This morning I solved a vexing problem so I am feeling good. I decided to redo my home lab from the ground up because I did a poor job planning and implementing it. Thus, my WordPress site got compromised. I am not proud of that one because normally I am really good about hardening systems. While troubleshooting something, I forgot to re-enable SELinux and I think that might have been the culprit. At least I had all of my posts backed up and all I lost was a draft of something I wasn’t really feeling anyway.

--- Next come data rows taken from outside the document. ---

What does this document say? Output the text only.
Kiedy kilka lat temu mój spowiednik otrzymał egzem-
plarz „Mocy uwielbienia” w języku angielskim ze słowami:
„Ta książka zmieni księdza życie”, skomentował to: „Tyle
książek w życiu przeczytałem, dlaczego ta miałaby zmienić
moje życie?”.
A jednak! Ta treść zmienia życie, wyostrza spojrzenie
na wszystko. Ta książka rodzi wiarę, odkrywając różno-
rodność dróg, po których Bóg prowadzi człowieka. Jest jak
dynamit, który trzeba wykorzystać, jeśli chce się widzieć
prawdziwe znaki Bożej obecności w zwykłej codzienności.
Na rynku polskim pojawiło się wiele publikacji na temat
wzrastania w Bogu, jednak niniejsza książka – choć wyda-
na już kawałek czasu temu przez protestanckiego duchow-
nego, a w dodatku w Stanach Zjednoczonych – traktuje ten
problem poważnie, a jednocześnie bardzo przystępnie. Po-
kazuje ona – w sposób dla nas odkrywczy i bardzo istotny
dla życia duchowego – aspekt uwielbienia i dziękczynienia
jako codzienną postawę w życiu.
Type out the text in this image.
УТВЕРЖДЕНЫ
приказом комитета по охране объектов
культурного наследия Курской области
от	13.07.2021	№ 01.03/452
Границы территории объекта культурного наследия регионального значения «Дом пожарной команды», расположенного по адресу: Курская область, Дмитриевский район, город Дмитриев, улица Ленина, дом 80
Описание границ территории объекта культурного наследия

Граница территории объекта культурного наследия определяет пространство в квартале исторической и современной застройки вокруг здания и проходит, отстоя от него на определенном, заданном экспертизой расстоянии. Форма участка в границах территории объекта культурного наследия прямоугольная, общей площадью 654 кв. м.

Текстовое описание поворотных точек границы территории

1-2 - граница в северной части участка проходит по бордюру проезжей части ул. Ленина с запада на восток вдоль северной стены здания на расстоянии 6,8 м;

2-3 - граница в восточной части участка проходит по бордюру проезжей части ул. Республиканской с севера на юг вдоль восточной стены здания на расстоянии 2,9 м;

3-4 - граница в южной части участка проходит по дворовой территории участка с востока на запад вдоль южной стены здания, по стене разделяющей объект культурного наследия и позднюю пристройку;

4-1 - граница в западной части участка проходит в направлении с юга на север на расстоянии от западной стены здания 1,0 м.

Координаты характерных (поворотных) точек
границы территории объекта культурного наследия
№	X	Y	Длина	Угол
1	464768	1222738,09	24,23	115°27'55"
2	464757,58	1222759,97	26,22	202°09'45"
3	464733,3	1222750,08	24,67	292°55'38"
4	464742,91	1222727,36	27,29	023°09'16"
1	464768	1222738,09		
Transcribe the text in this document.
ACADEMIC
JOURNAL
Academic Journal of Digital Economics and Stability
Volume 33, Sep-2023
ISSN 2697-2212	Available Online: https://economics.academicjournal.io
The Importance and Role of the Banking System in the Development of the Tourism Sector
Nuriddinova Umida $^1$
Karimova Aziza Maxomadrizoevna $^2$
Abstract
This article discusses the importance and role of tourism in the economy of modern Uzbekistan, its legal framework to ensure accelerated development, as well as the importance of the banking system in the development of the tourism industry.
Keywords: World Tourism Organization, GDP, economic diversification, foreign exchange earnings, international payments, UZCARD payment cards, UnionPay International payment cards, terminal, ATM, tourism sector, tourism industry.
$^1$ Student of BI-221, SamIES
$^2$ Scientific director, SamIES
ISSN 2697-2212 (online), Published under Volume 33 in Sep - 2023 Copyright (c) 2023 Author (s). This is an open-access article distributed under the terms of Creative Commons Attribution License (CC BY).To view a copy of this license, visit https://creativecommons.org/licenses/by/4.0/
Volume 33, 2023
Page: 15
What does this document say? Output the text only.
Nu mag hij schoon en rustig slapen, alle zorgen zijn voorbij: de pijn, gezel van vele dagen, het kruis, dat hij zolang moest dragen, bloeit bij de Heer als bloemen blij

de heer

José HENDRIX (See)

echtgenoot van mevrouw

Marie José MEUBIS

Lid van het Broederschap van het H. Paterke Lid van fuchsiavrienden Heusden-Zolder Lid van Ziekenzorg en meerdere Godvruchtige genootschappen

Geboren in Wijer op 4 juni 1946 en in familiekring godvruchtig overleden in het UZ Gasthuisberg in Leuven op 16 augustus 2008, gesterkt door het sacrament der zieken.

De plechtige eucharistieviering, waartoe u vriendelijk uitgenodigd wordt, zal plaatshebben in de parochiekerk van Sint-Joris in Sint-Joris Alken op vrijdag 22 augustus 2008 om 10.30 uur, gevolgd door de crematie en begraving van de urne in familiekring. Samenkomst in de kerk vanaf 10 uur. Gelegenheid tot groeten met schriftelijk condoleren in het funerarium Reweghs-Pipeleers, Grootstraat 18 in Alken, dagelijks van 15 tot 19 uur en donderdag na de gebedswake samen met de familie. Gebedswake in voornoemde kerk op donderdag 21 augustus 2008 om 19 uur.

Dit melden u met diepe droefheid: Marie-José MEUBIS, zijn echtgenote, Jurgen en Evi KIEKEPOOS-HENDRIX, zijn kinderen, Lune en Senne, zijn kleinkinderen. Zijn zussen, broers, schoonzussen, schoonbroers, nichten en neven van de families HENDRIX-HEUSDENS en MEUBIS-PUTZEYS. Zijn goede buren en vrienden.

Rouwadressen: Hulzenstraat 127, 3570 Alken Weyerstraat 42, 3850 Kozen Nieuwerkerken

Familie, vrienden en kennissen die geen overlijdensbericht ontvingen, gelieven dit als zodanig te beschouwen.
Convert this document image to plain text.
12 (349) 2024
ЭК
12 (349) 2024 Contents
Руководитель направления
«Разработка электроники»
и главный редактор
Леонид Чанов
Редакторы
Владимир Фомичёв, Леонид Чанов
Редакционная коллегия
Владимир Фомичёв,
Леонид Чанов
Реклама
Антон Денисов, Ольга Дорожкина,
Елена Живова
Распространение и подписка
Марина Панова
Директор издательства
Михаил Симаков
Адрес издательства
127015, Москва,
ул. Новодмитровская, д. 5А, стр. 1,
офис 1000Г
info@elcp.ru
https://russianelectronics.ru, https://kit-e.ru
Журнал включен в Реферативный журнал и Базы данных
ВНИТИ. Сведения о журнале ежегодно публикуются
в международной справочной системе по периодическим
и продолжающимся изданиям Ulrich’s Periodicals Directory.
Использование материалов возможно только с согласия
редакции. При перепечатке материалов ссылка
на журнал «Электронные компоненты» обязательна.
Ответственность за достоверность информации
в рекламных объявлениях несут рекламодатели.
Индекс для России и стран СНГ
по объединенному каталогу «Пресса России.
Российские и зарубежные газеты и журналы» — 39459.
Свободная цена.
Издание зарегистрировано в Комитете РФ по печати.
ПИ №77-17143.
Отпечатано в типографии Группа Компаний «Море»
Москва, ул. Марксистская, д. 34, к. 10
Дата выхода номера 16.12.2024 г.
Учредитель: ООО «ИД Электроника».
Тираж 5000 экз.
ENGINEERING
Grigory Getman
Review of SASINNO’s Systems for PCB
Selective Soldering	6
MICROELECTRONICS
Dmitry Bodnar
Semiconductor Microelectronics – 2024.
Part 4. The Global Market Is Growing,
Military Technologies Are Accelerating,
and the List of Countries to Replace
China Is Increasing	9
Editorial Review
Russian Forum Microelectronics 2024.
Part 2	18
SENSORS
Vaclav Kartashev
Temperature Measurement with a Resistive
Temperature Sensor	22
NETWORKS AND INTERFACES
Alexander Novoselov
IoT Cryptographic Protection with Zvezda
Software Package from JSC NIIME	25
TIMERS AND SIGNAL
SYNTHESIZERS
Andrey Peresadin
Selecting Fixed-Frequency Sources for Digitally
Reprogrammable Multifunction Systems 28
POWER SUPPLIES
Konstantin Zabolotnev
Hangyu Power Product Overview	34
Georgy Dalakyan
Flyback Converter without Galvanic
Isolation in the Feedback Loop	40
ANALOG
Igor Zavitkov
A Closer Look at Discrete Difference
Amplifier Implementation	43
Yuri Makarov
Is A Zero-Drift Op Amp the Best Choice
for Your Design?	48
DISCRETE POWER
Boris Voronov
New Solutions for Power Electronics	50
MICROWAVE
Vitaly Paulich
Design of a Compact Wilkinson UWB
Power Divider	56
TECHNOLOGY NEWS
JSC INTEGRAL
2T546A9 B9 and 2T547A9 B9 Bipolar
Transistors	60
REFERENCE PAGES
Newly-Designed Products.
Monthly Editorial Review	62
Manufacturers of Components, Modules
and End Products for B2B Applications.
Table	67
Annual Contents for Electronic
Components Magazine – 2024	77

I just re-imported the posts on a fresh WordPress install with only the minimum number of plugins that I need in order to have everything function. I had a lot of extra shit that should have been reserved for a development environment. Lesson ultimately learned but it was a good one.
When I get home from work, I’ll bring my mail server back up but also re-implemented. Just by reading some man pages, I learned a lot more and I didn’t even have optimal connectivity between my cloud VPS and my home network. I never knew that multiple addresses could be assigned to a single WireGuard interface. Instead, I had 3 tunnels I was maintaining it became kind of a routing nightmare. This should make things vastly easier.
I am thinking about re-implementing the mail server on FreeBSD for the ZFS file system snapshot features. I already decided to standardize on one web server instead of having three separate ones. I also went the FreeBSD route for that. Mastodon is still powered by Debian Trixie. On the server side of things I profess to have a deep love for both FreeBSD and Alma Linux. For all intents and purposes, they’re equally good. I generally use FreeBSD when I need the features that ZFS provides or I need a routing/firewall platform. Alma Linux excels as a hypervisor. I do love Arch Linux for my desktop experience.
Sometimes the options are so equally good, it’s difficult to make a decision. I do want to avoid a homogeneous network as much as that is possible. It’s better to run a heterogeneous network so that you have less chance of a single point of failure: I am looking at you Microsoft. In many networks, that single point of failure is Windows.